Influido por el paisajismo del romanticismo europeo y por el costumbrismo mexicano predominante a finales del siglo XIX, Eugenio Landesio, alumno destacado de José María Velasco, hizo un retrato del Valle de México al ocaso exacto. El cielo aún cian, repleto de nubes, cede poco a poco a los reflejos rosáceos y ocres que confirman el anochecer. Algunos hemos aceptado de cierto el término epopeya secular como una manera más o menos adecuada de describirla. Quizás, de tal forma, se puede explicar el instante en el que transmite y transforma un paisaje, una vista, en un monumento intangible, que sin embargo, no hace referencias explícitas, sino a concordantes.

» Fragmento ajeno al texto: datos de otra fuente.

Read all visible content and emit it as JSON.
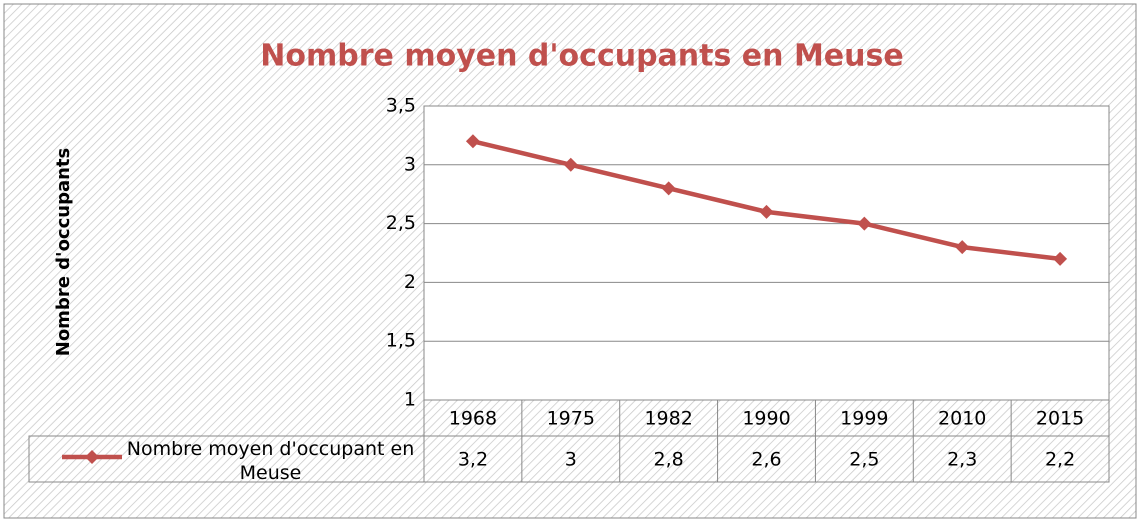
{
  "chart_data": {
    "type": "line",
    "title": "Nombre moyen d'occupants en Meuse",
    "y_label": "Nombre d'occupants",
    "categories": [
      "1968",
      "1975",
      "1982",
      "1990",
      "1999",
      "2010",
      "2015"
    ],
    "series": [
      {
        "name": "Nombre moyen d'occupant en Meuse",
        "color": "#c0504d",
        "values": [
          3.2,
          3,
          2.8,
          2.6,
          2.5,
          2.3,
          2.2
        ],
        "value_labels": [
          "3,2",
          "3",
          "2,8",
          "2,6",
          "2,5",
          "2,3",
          "2,2"
        ]
      }
    ],
    "ylim": [
      1,
      3.5
    ],
    "yticks": [
      1,
      {
        "value": 1.5,
        "label": "1,5"
      },
      2,
      {
        "value": 2.5,
        "label": "2,5"
      },
      3,
      {
        "value": 3.5,
        "label": "3,5"
      }
    ],
    "grid": true,
    "data_table": true
  }
}
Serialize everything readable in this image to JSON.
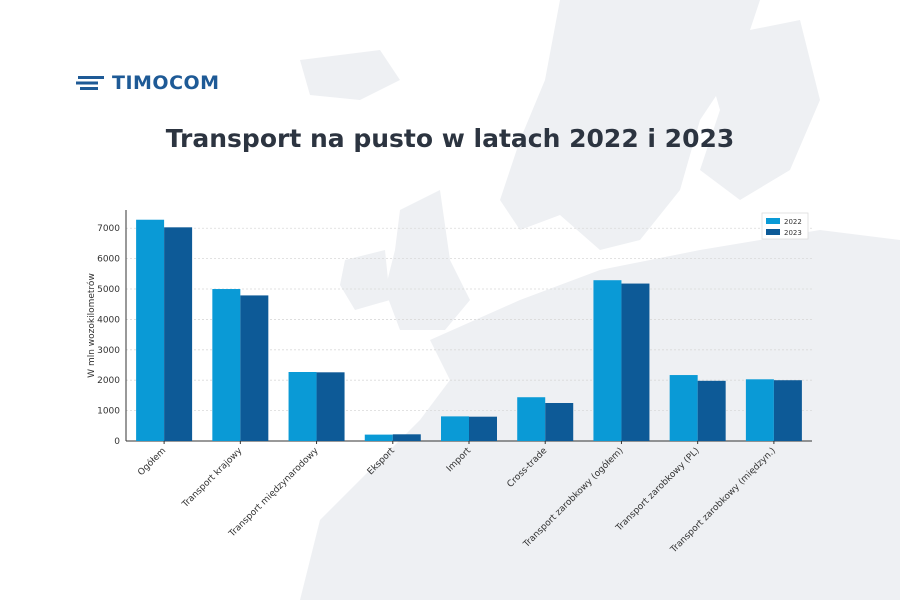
{
  "brand": {
    "name": "TIMOCOM",
    "color": "#1e5a96"
  },
  "chart_data": {
    "type": "bar",
    "title": "Transport na pusto w latach 2022 i 2023",
    "ylabel": "W mln wozokilometrów",
    "xlabel": "",
    "ylim": [
      0,
      7600
    ],
    "yticks": [
      0,
      1000,
      2000,
      3000,
      4000,
      5000,
      6000,
      7000
    ],
    "grid": true,
    "legend_position": "top-right",
    "categories": [
      "Ogółem",
      "Transport krajowy",
      "Transport międzynarodowy",
      "Eksport",
      "Import",
      "Cross-trade",
      "Transport zarobkowy (ogółem)",
      "Transport zarobkowy (PL)",
      "Transport zarobkowy (międzyn.)"
    ],
    "series": [
      {
        "name": "2022",
        "color": "#0a9ad6",
        "values": [
          7280,
          5000,
          2270,
          210,
          810,
          1440,
          5290,
          2170,
          2030
        ]
      },
      {
        "name": "2023",
        "color": "#0d5a97",
        "values": [
          7030,
          4790,
          2260,
          220,
          800,
          1250,
          5180,
          1980,
          2000
        ]
      }
    ]
  },
  "colors": {
    "title": "#2c3440",
    "axis": "#333333",
    "grid": "#d9d9d9",
    "map": "#eef0f3"
  }
}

Quizás, reitero, sea así como radica su fuerza.
Semejante a otras pinturas épicas que capturan momentos culminantes, este lienzo de Landesio es un retrato que mitifica el paisaje, multiplicando los elementos silvestres circundando al Valle, y en su conjunto: los volcanes, el cielo, las nubes, los campesinos, sus sombras, y la -convulsa- Ciudad de México. Aquí, cual Avalon, la simiente del DeFe, pacíficamente en una leyenda, se convierte en imposibilidad.
Un contrapunto
El “Vista del valle de México desde el cerro del Tenayo” como paisaje y como suma de historia, alude a muchas obras que sobre este paisaje como personaje contrapuntean alrededor suyo: “La Visión de Anáhuac”, por ejemplo, merece ser mencionado, porque casualmente hay exposición titulada “Alfonso Reyes y los territorios del arte” . Básicamente se trata de una revisión sobre éste escritor y ensayista, vinculado con todo acontecimiento de su época. Incansable, abarco siglos de historia y conocimientos que hacen que la lectura de su obra sea semejante a un paisaje en el tiempo. Con seguridad, Alfonso Reyes tuvo la visión panorámica de Landesio cuando describió la región más transparente del aire y en general, esa visión panorámica en su obra le permitió convertirse, sin dudas, en el mejor prosista que jamás haya escrito en español…..según Borges, claro.